I got some questions on how I build my scenery.
The answer is a long story of trial and error (and many more errors), to cut it short, here is where it got me.
Starting out Mordheim the challenge was for me: how to build a ruined Medieval city and not have to, again and again, repeat the same work.
So logically I ended up with moulds.
I make mine cheap, using: corn starch and clear silicone (the cheapest you can find). Mix em up in equal amounts on a plastic/glass plate. If it sticks to much ad some starch if the mix is to dry ad some more silicone. I usually don't make more than 200 gr. at once because after 20 minutes or so the mixture starts to harden.
Of course before putting the putty to the sculp I have to sculp.
As you can see on the above picture. I mainly use plasticine (roll it flat with a bottle). Then I add details (sometimes pieces of a toy I sawed/cut off) or stones or balsa wood (with some extra textures carved in)
My sons collection of toys provide me with some ready made textures such as: brick walls, roofs, wooden planks, stone walls, doors etc… But I have sculpted my own doors, window, wooden beams etc… out of plasticine also.
After the moulding putty has been overnight on the sculpt it will peal of (no release agent necessary). Plasticine and other details can be used again.
At first I tried filling the moulds with caulk (because that was what I had used to make my 'nature battle mat', but that did not take detail enough and shrinks to much.
So I had the idea of filling them up with glue of my trusty hot glue gun.
This was cheap, fast drying (I have little patience when it comes to technique), and very strong. Actually I can drop my collection of scenery because it, now is, made of 100 procent hot glue gun glue.
This however makes small air bubbles so sometimes details are lost.
But I think that it ads to the 'ruined look' of my Mordheim scenery. I also never use any rulers to measure so everything I build is a bit crummy, just as I imagine an run down medieval city.
The glue is so tough that even the finest parts such as: spikes on a fence or branches on a tree become almost unbreakable (because the material bends).
The glue can also be very easily cut to shape and (hot ) glued together.
Here you can see that the build is in effect 100 pro cent glue.
Then I prime it with 'plastic primer' then with black/grey primer and I paint with acrylic paint and mix up my own colors.
I now have a collection of moulds with a wide variety of textures/functions.

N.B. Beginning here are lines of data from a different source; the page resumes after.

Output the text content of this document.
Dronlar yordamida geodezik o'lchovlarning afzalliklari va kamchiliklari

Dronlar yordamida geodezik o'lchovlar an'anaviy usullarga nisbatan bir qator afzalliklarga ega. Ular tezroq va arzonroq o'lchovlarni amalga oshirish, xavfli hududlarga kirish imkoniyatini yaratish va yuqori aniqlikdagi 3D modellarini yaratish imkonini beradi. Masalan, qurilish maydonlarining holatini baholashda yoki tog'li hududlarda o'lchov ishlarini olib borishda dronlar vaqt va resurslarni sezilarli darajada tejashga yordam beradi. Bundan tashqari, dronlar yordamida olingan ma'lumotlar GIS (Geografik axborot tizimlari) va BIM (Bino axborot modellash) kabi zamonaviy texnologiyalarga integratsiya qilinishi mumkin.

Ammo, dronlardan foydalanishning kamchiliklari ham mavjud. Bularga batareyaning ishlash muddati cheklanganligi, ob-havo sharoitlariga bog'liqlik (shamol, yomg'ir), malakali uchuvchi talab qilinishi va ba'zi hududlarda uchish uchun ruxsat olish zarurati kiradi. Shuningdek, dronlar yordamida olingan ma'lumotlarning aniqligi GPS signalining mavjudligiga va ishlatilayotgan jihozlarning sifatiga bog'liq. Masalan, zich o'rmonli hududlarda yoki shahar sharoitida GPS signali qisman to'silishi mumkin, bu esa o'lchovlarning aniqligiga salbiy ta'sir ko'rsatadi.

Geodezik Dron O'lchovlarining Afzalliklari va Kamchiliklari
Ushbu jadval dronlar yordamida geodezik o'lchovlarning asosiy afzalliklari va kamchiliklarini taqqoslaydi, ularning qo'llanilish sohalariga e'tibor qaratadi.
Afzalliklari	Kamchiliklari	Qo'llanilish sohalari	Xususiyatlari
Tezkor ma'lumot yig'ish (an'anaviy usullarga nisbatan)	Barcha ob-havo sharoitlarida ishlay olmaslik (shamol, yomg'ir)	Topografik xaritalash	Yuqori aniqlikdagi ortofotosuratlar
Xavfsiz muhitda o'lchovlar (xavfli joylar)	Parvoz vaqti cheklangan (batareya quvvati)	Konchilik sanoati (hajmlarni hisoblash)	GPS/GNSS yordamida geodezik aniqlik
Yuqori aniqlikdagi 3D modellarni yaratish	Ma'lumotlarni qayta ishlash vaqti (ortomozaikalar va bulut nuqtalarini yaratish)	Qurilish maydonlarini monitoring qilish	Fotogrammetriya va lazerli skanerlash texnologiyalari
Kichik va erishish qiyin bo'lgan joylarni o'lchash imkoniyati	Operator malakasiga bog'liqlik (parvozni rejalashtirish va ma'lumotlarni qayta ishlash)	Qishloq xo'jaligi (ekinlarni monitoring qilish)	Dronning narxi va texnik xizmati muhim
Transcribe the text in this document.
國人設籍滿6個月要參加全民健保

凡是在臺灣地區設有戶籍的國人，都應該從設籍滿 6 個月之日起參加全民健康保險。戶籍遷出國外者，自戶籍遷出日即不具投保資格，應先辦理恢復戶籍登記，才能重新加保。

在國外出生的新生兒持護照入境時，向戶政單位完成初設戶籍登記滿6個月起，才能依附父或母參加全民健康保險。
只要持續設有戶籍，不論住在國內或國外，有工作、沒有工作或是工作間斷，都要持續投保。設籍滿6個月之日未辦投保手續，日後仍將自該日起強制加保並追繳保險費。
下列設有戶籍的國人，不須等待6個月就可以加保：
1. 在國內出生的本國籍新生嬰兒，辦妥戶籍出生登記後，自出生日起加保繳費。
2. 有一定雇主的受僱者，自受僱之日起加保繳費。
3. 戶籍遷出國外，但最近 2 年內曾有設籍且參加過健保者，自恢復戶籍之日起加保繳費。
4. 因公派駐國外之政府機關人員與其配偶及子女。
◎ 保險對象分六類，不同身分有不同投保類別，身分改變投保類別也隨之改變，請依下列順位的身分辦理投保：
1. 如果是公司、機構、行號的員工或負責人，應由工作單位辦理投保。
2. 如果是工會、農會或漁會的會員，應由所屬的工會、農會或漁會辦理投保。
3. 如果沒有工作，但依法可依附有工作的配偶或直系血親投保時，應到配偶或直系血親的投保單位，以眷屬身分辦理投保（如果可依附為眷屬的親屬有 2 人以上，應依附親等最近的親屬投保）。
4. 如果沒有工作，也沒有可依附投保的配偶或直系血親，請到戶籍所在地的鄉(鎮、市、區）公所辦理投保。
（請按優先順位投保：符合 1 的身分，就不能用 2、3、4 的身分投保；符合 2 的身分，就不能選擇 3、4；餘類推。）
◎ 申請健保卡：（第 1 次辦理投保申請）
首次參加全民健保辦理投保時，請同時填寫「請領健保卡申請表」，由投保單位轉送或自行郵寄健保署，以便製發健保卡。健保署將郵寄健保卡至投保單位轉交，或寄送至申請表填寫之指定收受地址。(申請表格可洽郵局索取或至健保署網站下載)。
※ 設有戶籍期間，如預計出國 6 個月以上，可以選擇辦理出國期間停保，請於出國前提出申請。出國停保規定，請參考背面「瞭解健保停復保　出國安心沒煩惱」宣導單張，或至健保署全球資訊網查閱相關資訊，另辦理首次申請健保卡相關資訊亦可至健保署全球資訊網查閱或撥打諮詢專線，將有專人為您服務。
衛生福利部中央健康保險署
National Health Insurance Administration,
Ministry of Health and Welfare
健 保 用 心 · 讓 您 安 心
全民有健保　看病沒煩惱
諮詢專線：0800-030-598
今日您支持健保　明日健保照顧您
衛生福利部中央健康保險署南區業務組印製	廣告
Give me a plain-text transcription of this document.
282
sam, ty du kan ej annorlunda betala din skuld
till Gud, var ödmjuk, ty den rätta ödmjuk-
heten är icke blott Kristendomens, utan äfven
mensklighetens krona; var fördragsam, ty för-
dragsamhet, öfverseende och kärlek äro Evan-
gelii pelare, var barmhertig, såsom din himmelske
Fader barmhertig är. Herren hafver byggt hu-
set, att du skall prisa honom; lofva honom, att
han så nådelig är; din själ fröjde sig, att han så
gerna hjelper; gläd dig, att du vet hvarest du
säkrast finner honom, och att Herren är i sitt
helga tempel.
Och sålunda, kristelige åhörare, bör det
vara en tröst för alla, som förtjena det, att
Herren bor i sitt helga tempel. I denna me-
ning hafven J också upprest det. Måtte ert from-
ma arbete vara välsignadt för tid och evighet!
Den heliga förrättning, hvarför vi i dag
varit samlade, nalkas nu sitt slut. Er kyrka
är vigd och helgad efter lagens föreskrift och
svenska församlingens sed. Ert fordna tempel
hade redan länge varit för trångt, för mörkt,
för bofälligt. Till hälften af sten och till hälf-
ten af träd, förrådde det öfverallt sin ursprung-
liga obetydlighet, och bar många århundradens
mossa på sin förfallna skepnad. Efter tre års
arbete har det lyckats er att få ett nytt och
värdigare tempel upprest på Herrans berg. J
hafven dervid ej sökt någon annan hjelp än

Sometimes I will fill the door in one mould and combine it with a piece of wall from an other mould. Then cut to shape and glue them together. In other words with the moulds I now have I can keep varying facades/buildings.
But that is where it stops , a bit , for me. I now have solved the problem I put to myself at the start of this project. That is also why scenery making, for me, is disappearing, a bit, to the background.
Recently I made a lamp shade with 'my' mould-placticine-and hot glue gun glue-technique. Because before painting the material is white opaque.
And with the scenery I produced I am thinking on how to use it in a small (puppet/animation) theatre production.